I’m working with Nagios 3.2.1. My hosts are setup to retain status information and non-status information across restarts. However whenever I restart or reload Nagios the Host Status duration counter for each host–except the localhost–resets to 0d 0h 0m 0s. Why is that? I’d like the counter values for the hosts to be maintained over reloads, like is being done for the localhost, but I can’t seem to find what I’m missing in order to achieve this.
why do you need to restart?
anyway there must be something wrong in your setup… check the logs for errors… probably it can’t write or read the retention file somehow.
Because the hosts I monitor change with some regularity and are added and removed on a frequent basis.
Actually, no. I thought so too at first but there are no errors and the hosts that were exhibiting the previously described behavior had the same configuration attributes as the localhost, which does not act in the same manner.
I did end up figuring it out though and in reality, the answer is quite a bit simpler. The time indicated in the host status field is the time relative to the host’s last status change. When a host is newly added it’s status initially has a value of PENDING, until the first host check is performed. From PENDING it will change state to either UP or DOWN. If the host goes from PENDING to UP status, the duration begins counting up, but Nagios does not consider this a status change as far as the retention data is concerned, and if a reload is issued before the host changes state again, the counter will zero-out. However, once the host goes down (changes state) for the first time, counter values will hold over reloads. The same is not true though if a newly added host goes from PENDING to an initial state of DOWN. In this case, the counter values are held over reloads.

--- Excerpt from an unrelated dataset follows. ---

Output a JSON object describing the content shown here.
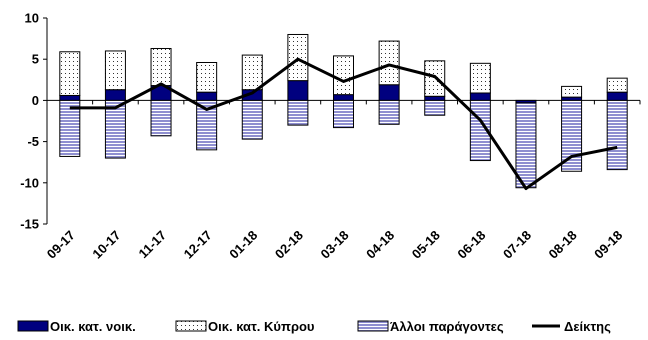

Nagios identifies hosts whose counters zero-out on reload due to never having changed state (or perhaps more accurately, whose initial state has not been time-stamped to the retention file) by putting a plus (+) to the right of the elapsed time value. This plus will remain until the host changes state for the first time, placing a value in the retention file. The presenance of this indicator leads me to believe the logic described above is done by design and not by error. What I haven’t determined yet is if there’s a setting to change this and treat the counters for a new host that goes from PENDING to UP the same as one that goes from PENDING to DOWN as it’s initial state.

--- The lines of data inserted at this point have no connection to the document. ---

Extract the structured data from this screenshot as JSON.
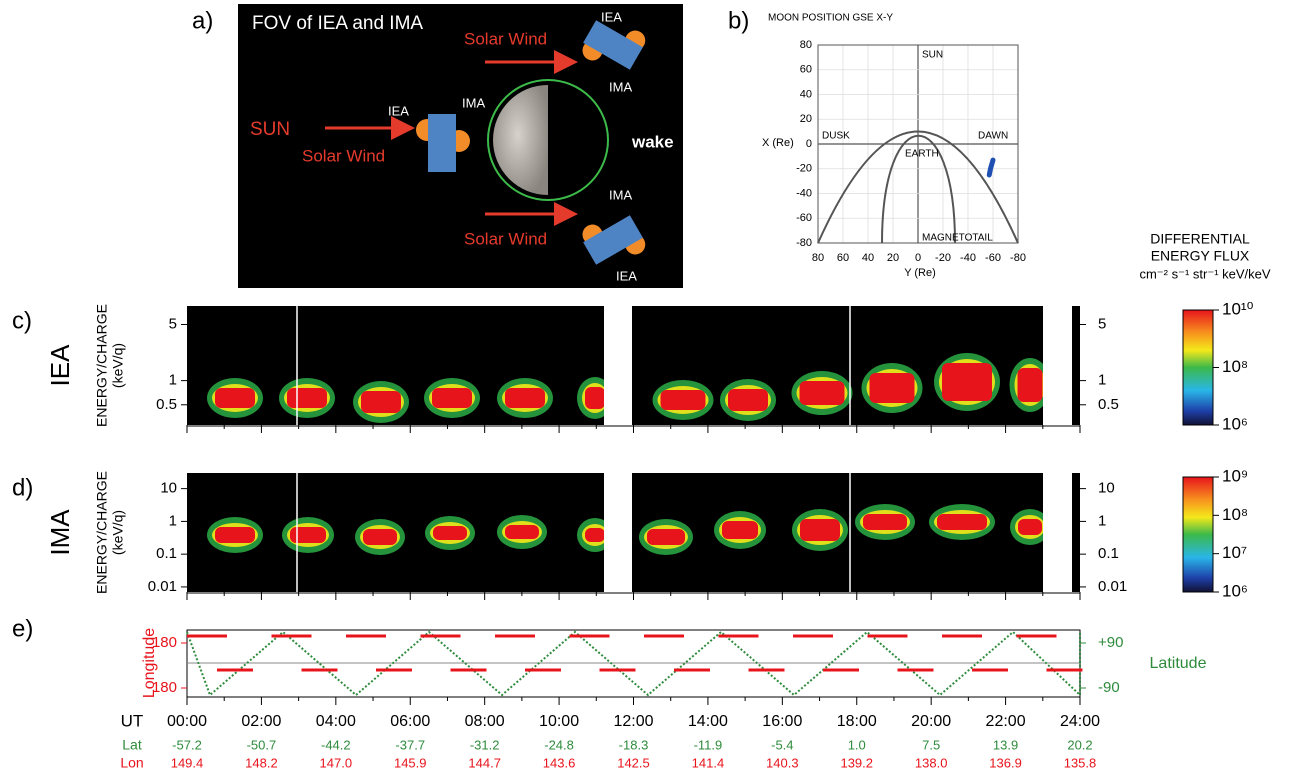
{
  "panel_a": {
    "label": "a)",
    "title": "FOV of IEA and IMA",
    "sun": "SUN",
    "solar_wind": [
      "Solar Wind",
      "Solar Wind",
      "Solar Wind"
    ],
    "instruments": [
      "IEA",
      "IMA",
      "IEA",
      "IMA",
      "IMA",
      "IEA"
    ],
    "wake": "wake"
  },
  "panel_b": {
    "label": "b)",
    "title": "MOON POSITION  GSE X-Y",
    "xlabel": "Y (Re)",
    "ylabel": "X (Re)",
    "xlim": [
      80,
      -80
    ],
    "ylim": [
      -80,
      80
    ],
    "xticks": [
      80,
      60,
      40,
      20,
      0,
      -20,
      -40,
      -60,
      -80
    ],
    "yticks": [
      80,
      60,
      40,
      20,
      0,
      -20,
      -40,
      -60,
      -80
    ],
    "annotations": [
      "SUN",
      "DUSK",
      "DAWN",
      "EARTH",
      "MAGNETOTAIL"
    ],
    "moon_track": {
      "x": [
        -57,
        -58,
        -60
      ],
      "y": [
        -25,
        -20,
        -13
      ],
      "color": "#1f4fb0"
    }
  },
  "colorbar": {
    "title": [
      "DIFFERENTIAL",
      "ENERGY FLUX"
    ],
    "unit": "cm⁻² s⁻¹ str⁻¹ keV/keV"
  },
  "panel_c": {
    "label": "c)",
    "instrument": "IEA",
    "ylabel": [
      "ENERGY/CHARGE",
      "(keV/q)"
    ],
    "ylim": [
      0.28,
      8.5
    ],
    "yticks": [
      5,
      1,
      0.5
    ],
    "colorbar_lim": [
      1000000,
      10000000000
    ],
    "colorbar_ticks": [
      {
        "value": 10000000000,
        "label": "10¹⁰"
      },
      {
        "value": 100000000,
        "label": "10⁸"
      },
      {
        "value": 1000000,
        "label": "10⁶"
      }
    ]
  },
  "panel_d": {
    "label": "d)",
    "instrument": "IMA",
    "ylabel": [
      "ENERGY/CHARGE",
      "(keV/q)"
    ],
    "ylim": [
      0.007,
      30
    ],
    "yticks": [
      10,
      1,
      0.1,
      0.01
    ],
    "colorbar_lim": [
      1000000,
      1000000000
    ],
    "colorbar_ticks": [
      {
        "value": 1000000000,
        "label": "10⁹"
      },
      {
        "value": 100000000,
        "label": "10⁸"
      },
      {
        "value": 10000000,
        "label": "10⁷"
      },
      {
        "value": 1000000,
        "label": "10⁶"
      }
    ]
  },
  "panel_e": {
    "label": "e)",
    "left_label": "Longitude",
    "ylim": [
      -252,
      284
    ],
    "left_ticks": [
      180,
      -180
    ],
    "right_label": "Latitude",
    "y2lim": [
      -126,
      142
    ],
    "right_ticks": [
      {
        "value": 90,
        "label": "+90"
      },
      -90
    ],
    "time": {
      "label": "UT",
      "ticks": [
        "00:00",
        "02:00",
        "04:00",
        "06:00",
        "08:00",
        "10:00",
        "12:00",
        "14:00",
        "16:00",
        "18:00",
        "20:00",
        "22:00",
        "24:00"
      ]
    },
    "lat": {
      "label": "Lat",
      "values": [
        "-57.2",
        "-50.7",
        "-44.2",
        "-37.7",
        "-31.2",
        "-24.8",
        "-18.3",
        "-11.9",
        "-5.4",
        "1.0",
        "7.5",
        "13.9",
        "20.2"
      ]
    },
    "lon": {
      "label": "Lon",
      "values": [
        "149.4",
        "148.2",
        "147.0",
        "145.9",
        "144.7",
        "143.6",
        "142.5",
        "141.4",
        "140.3",
        "139.2",
        "138.0",
        "136.9",
        "135.8"
      ]
    }
  }
}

Do not use restart. If you need to restart stop nagios, and then start it. if you cjhanged the config use reload.
Not sure if this changes the counters behaviour, but id’ exepct them to remian where they are instead of resetting.
I am using reload not restart… I suppose I should have been clearer about that, and just noticed I said restart in the title of the thread. Either way, that doesn’t seem to have an impact on what’s being described above.